Quesito: Vendita su aree pubbliche di bigiotteria e opere dell’ingegno
Carissimo Com.te Pezzullo, ritorno a chiedere un suo parere in merito alla esposizione e vendita di opere frutto del proprio ingegno creativo. Nello specifico, sempre più spesso, mi giungono richieste di posteggio su aree pubbliche, per effettuare la esposizione e vendita di, a titolo esemplificativo, bigiotteria in fimo, pietre dure, ricami a mano, oggettistica realizzata a mano etc. Se le richieste si limitassero a ricorrenze particolari ovvero sporadiche, quali ad esempio la sagra dei prodotti artigianali, il problema non si porrebbe, invece, sempre da parte degli stessi soggetti, vengono inoltrate richieste di posteggio in occasione di diverse feste patronali, fiere e sagre che si svolgono nel corso dell’anno. Pertanto, secondo la mia concezione di occasionalità e discontinuità, non si ravviserebbero gli estremi di cui al D. Lgs 114/98 – art. 4 c. 2 lett. H), nonché della normativa fiscale di riferimento ( D.M. 21/12/92 n. 1; L. 413/91 art. 12). Per quanto sopra, Le sarei grato se mi manifestasse la Sua considerazione in merito.
Cordialmente G. M. – operatore P. L. Avigliano (PZ)
Risposta
In primo luogo, si condivide la considerazione che gli operatori in argomento non svolgono attività occasionale o discontinua, atteso che essi presentano richiesta di posteggio per le diverse manifestazioni che si tengono sul territorio e, pertanto, sono soggetti alla legislazione sulla disciplina del commercio, per le motivazioni di seguito indicate.

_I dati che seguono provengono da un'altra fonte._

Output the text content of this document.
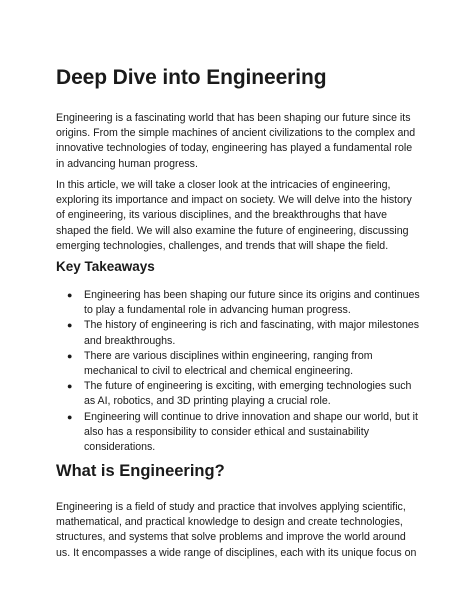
Deep Dive into Engineering

Engineering is a fascinating world that has been shaping our future since its origins. From the simple machines of ancient civilizations to the complex and innovative technologies of today, engineering has played a fundamental role in advancing human progress.

In this article, we will take a closer look at the intricacies of engineering, exploring its importance and impact on society. We will delve into the history of engineering, its various disciplines, and the breakthroughs that have shaped the field. We will also examine the future of engineering, discussing emerging technologies, challenges, and trends that will shape the field.

Key Takeaways
● Engineering has been shaping our future since its origins and continues to play a fundamental role in advancing human progress.
● The history of engineering is rich and fascinating, with major milestones and breakthroughs.
● There are various disciplines within engineering, ranging from mechanical to civil to electrical and chemical engineering.
● The future of engineering is exciting, with emerging technologies such as AI, robotics, and 3D printing playing a crucial role.
● Engineering will continue to drive innovation and shape our world, but it also has a responsibility to consider ethical and sustainability considerations.
What is Engineering?

Engineering is a field of study and practice that involves applying scientific, mathematical, and practical knowledge to design and create technologies, structures, and systems that solve problems and improve the world around us. It encompasses a wide range of disciplines, each with its unique focus on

Per la vendita o esposizione delle proprie opere d’arte o dell’ingegno non trova applicazione il D. Lgs. 114/98, ai sensi dell’art. 4, comma 2, lett. h) dello stesso decreto e, pertanto, se gli operatori chiedessero di esporre o vendere tali opere, il Comune si dovrebbe limitare a rilasciare il permesso di occupazione suolo pubblico, se lo ritiene opportuno e se ne sussistono le condizioni.
Ma, per gli esempi citati nel quesito (bigiotteria in fimo, pietre dure, ricami a mano, oggettistica realizzata a mano etc..), ritengo trattasi di prodotti artigianali e, quindi, gli operatori dovrebbero essere in possesso di iscrizione all’albo delle imprese artigiane.
Anche in questo caso non si applica il D. Lgs. 114/98, ai sensi dell’art. 4, comma 2, lett. f) ma la normativa specifica sull’artigianato.
Si evidenzia però che, ai sensi dell’art. 5 della legge 8 agosto 1985, n. 443 (Legge quadro per l’artigianato), detti operatori possono vendere i propri prodotti solo nel luogo di produzione.
Orbene, poiché l’art.3, comma 3, della stessa legge stabilisce che “l’impresa artigianapuò svolgersi in luogo fisso, presso l’abitazione dell’imprenditore o di uno dei soci o in appositi
locali o in altra sede designata dal committente oppure in forma ambulante o di posteggio”, se gli operatori artigiani producono i loro oggetti nell’area di vendita assegnata, ritengo che potranno venderli direttamente agli acquirenti, fatti salvi gli obblighi fiscali conseguenti.
Anche in questa ipotesi, il Comune si dovrebbe limitare a rilasciare il permesso di occupazione suolo pubblico, se lo ritiene opportuno e se ne sussistono le condizioni
Qualora gli stessi operatori non sono iscritti nell’albo delle imprese artigiane, ovvero non li producono sul luogo di vendita, o ancora vendono oggetti di altrui produzione, per esercitare l’attività, dovranno munirsi di titoli autorizzativi (autorizzazione commerciale ovvero, laddove è consentita, Scia) per il commercio su aree pubbliche in forma itinerante, con richiesta di assegnazione di suolo pubblico.